After the Joker and Harley finally call it quits between them (it was slightly less mutual than Harley wants to admit), Harley teams up with Poison Ivy and Catwoman to take a job that will take them far from Gotham. Where they end up is possibly the worst place in the world — Bialya — and where they find that it will take all of their skills to get out of the trouble they have got themselves in.

Basically, I’m kind of writing this one off as a fun romp. If Ayer can make it work better than Suicide Squad, great for him. The point of the movie would be to expand the world of DC and Batman — and introduce Catwoman (Rosamund Pike), of course, who will end up playing an important role later on.



Directed by Sean Durkin, starring Rebecca Hall.

This is where things kick into high gear. Based on Batwoman: Elegy, this movie would basically be the origin and character study of Kate Kane as she becomes the Batwoman and comes to grips with her past and finding out that her twin sister is still alive.


Sean Durkin was the director of Martha Marcy May Marlene and the TV show Southcliffe, exploring tragedy and grief, while Rebecca Hall is, I think, pretty much perfect for Kate Kane: able to be funny, but also to be incredibly intense. Just watch Christine.

The end of the film would tie back into Nightwing to reveal that Alice, Kate’s sister, works for the Black Glove.

Birds of Prey


Directed by Kathryn Bigelow, starring Jessica Chastain.

Barbara Gordon, now known as “Oracle,” can see that war is on the horizon for Gotham and Batman still prefers working alone, so she decides to assemble a team on her own. For this film, let’s bring in pretty much all of the female Bat-family — Huntress (now retired from Spyral), Black Canary, Spoiler, and even Cassandra Cain, who comes to Oracle from the mysterious Lady Shiva, who knows what the Black Glove is and when they will strike. First, however, they must deal with a huge gang war breaking out and the leader of the largest of the gangs: Black Mask.

In the end, it turns out that Black Mask was working for the Black Glove, but when he tries to become a member of the elite group, they kill him.


This, then, leads to the climax:

Batman: R.I.P.


Directed by Matt Reeves, starring Ben Affleck, Matt Bomer, Jessica Chastain, Rosamund Pike, and lots more.

The Black Glove finally make their move and isolate not just Gotham City, but Batman himself. They invade the Batcave and capture Batman, injecting him with hallucinogens and then burying him six feet underground.

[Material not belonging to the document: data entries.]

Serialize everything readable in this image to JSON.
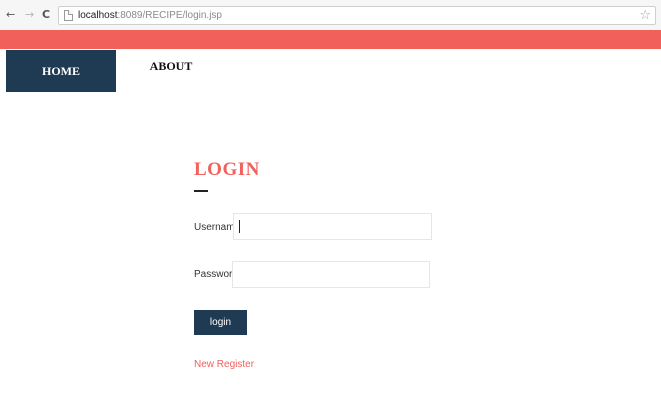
{
  "browser": {
    "back_glyph": "←",
    "forward_glyph": "→",
    "reload_glyph": "C",
    "url_host": "localhost",
    "url_rest": ":8089/RECIPE/login.jsp",
    "star_glyph": "☆"
  },
  "menu": {
    "items": [
      {
        "label": "HOME",
        "active": true
      },
      {
        "label": "ABOUT",
        "active": false
      }
    ]
  },
  "login": {
    "title": "LOGIN",
    "username_label": "Username :",
    "username_value": "",
    "password_label": "Password :",
    "password_value": "",
    "submit_label": "login",
    "register_link": "New Register"
  },
  "colors": {
    "accent": "#f2605b",
    "navy": "#1f3b53"
  }
}
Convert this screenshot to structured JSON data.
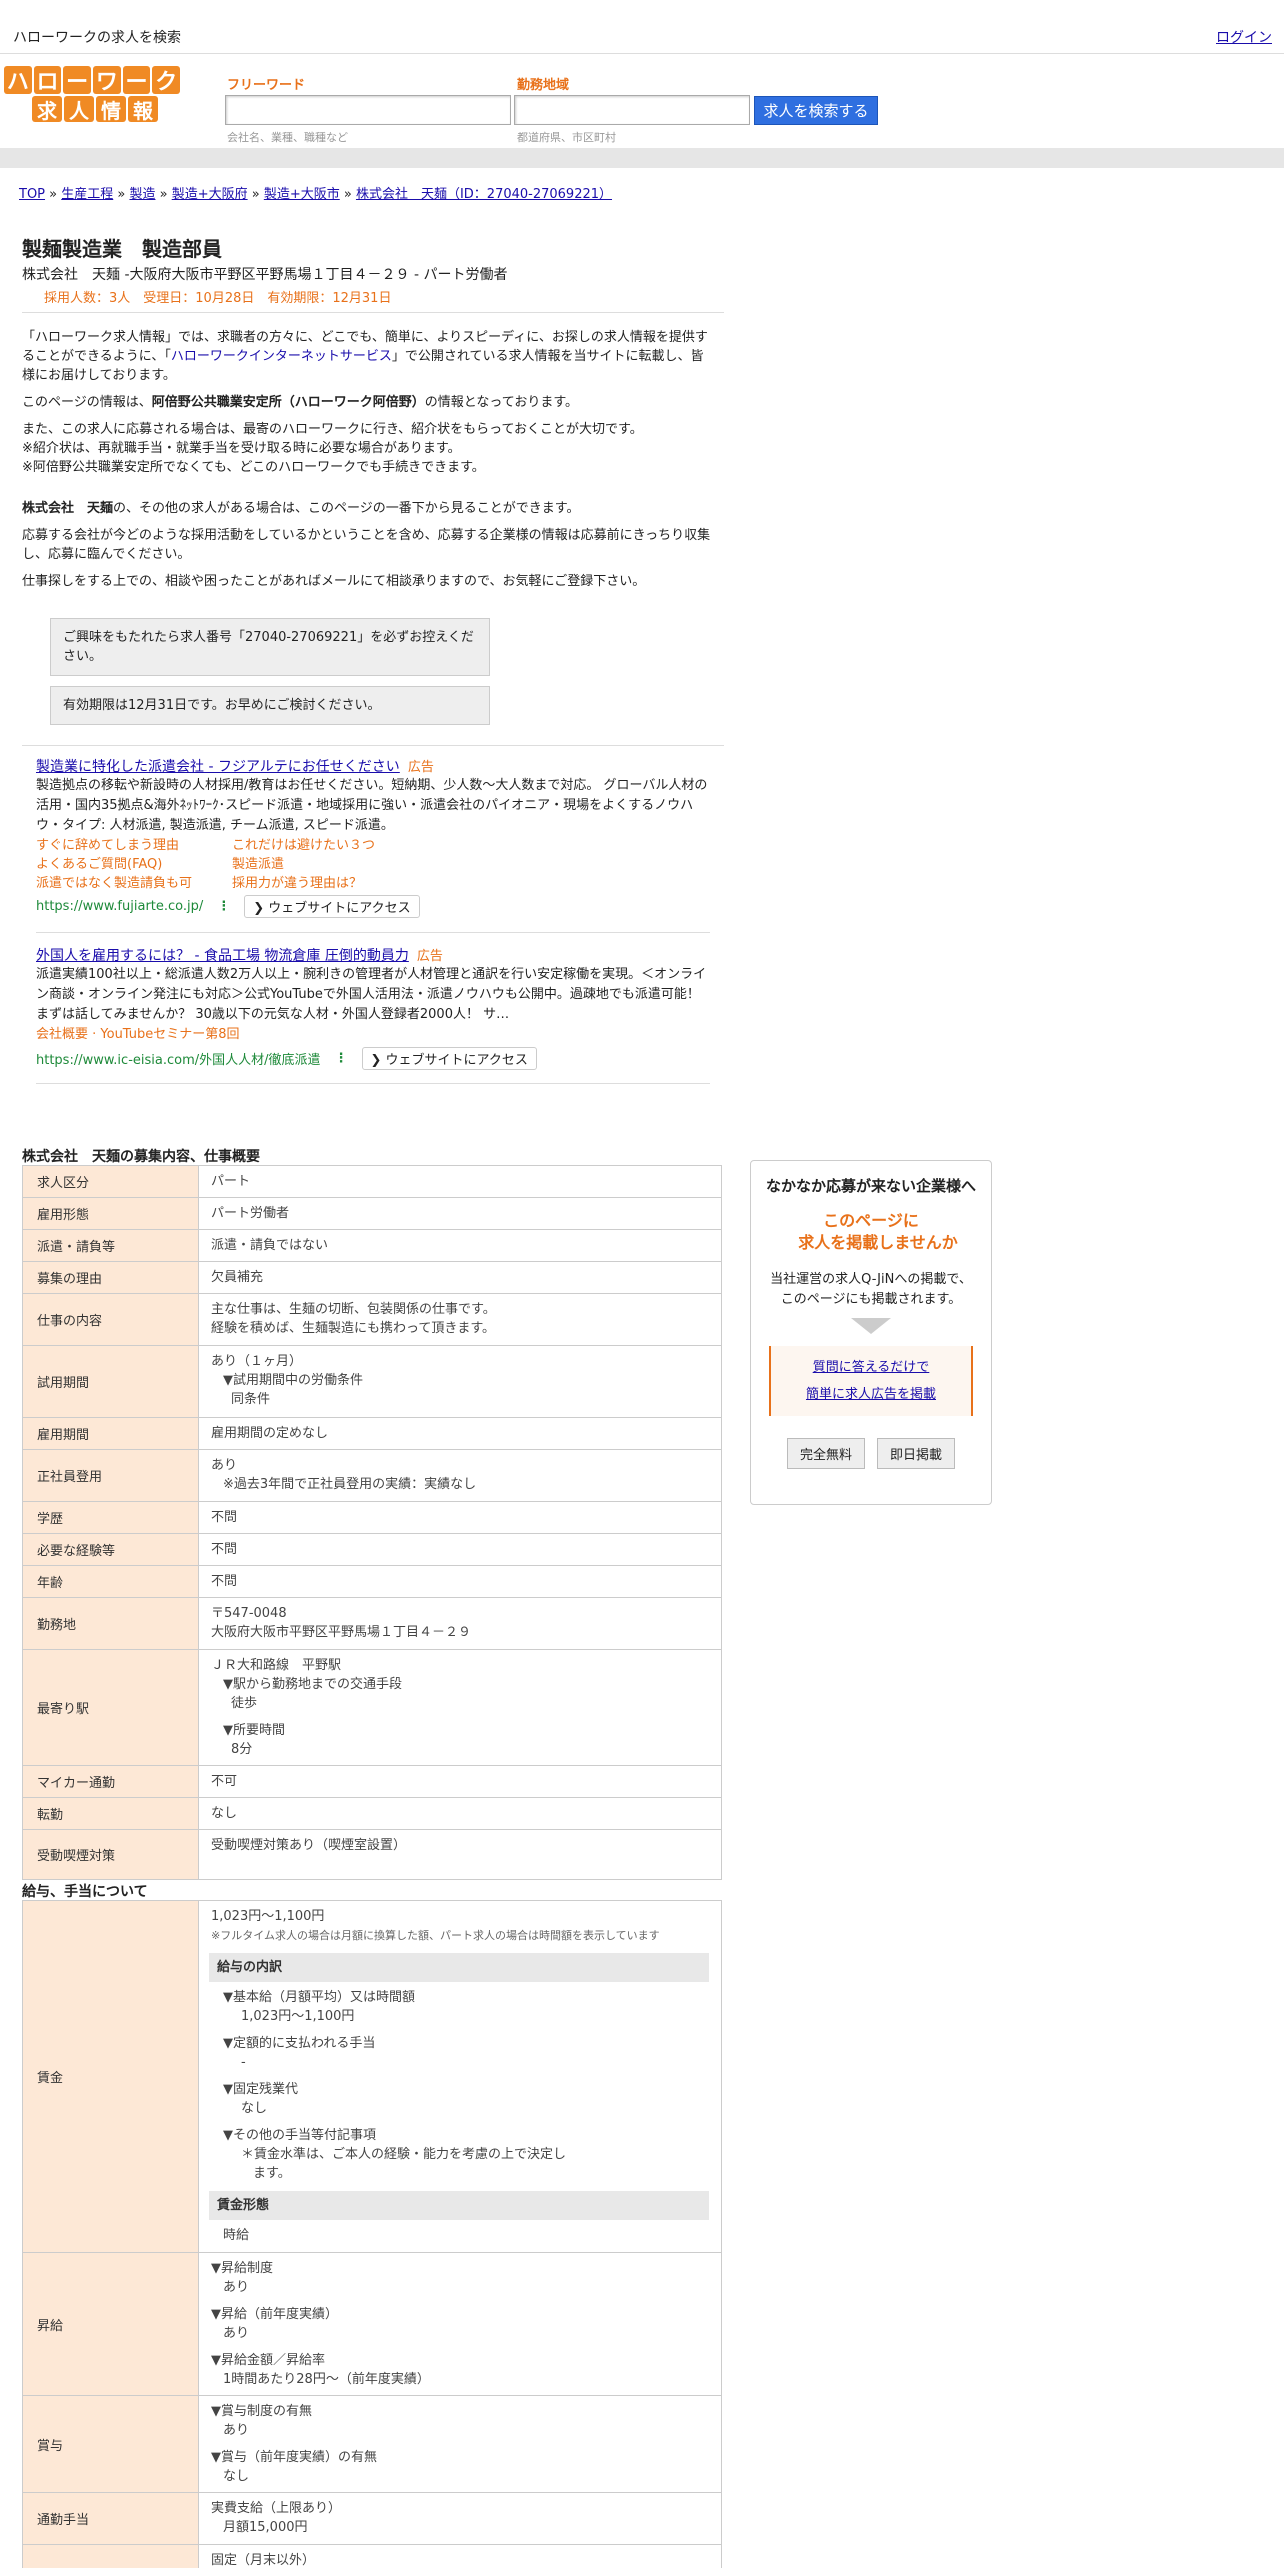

As Nightwing, Robin, Catwoman, Batwoman, and the Birds of Prey try to stop the bevy of supervillains that the Black Glove lets loose from Arkham, Batman emerges from his the Batman of Zurr En Arr, a version of Batman who is just as insane as the city around him. Can he come back from the edges of madness enough to stop the Black Glove and Doctor Hurt? Or will this finally be the end of the Dark Knight?


If Ben Affleck decides not to continue being Batman, this would actually be where he would really die and Dick Grayson would take over. It would make a lot more logical sense to build up to Batman’s death than the non-buildup to Superman’s death in Batman v Superman.

In any case, what do you guys think?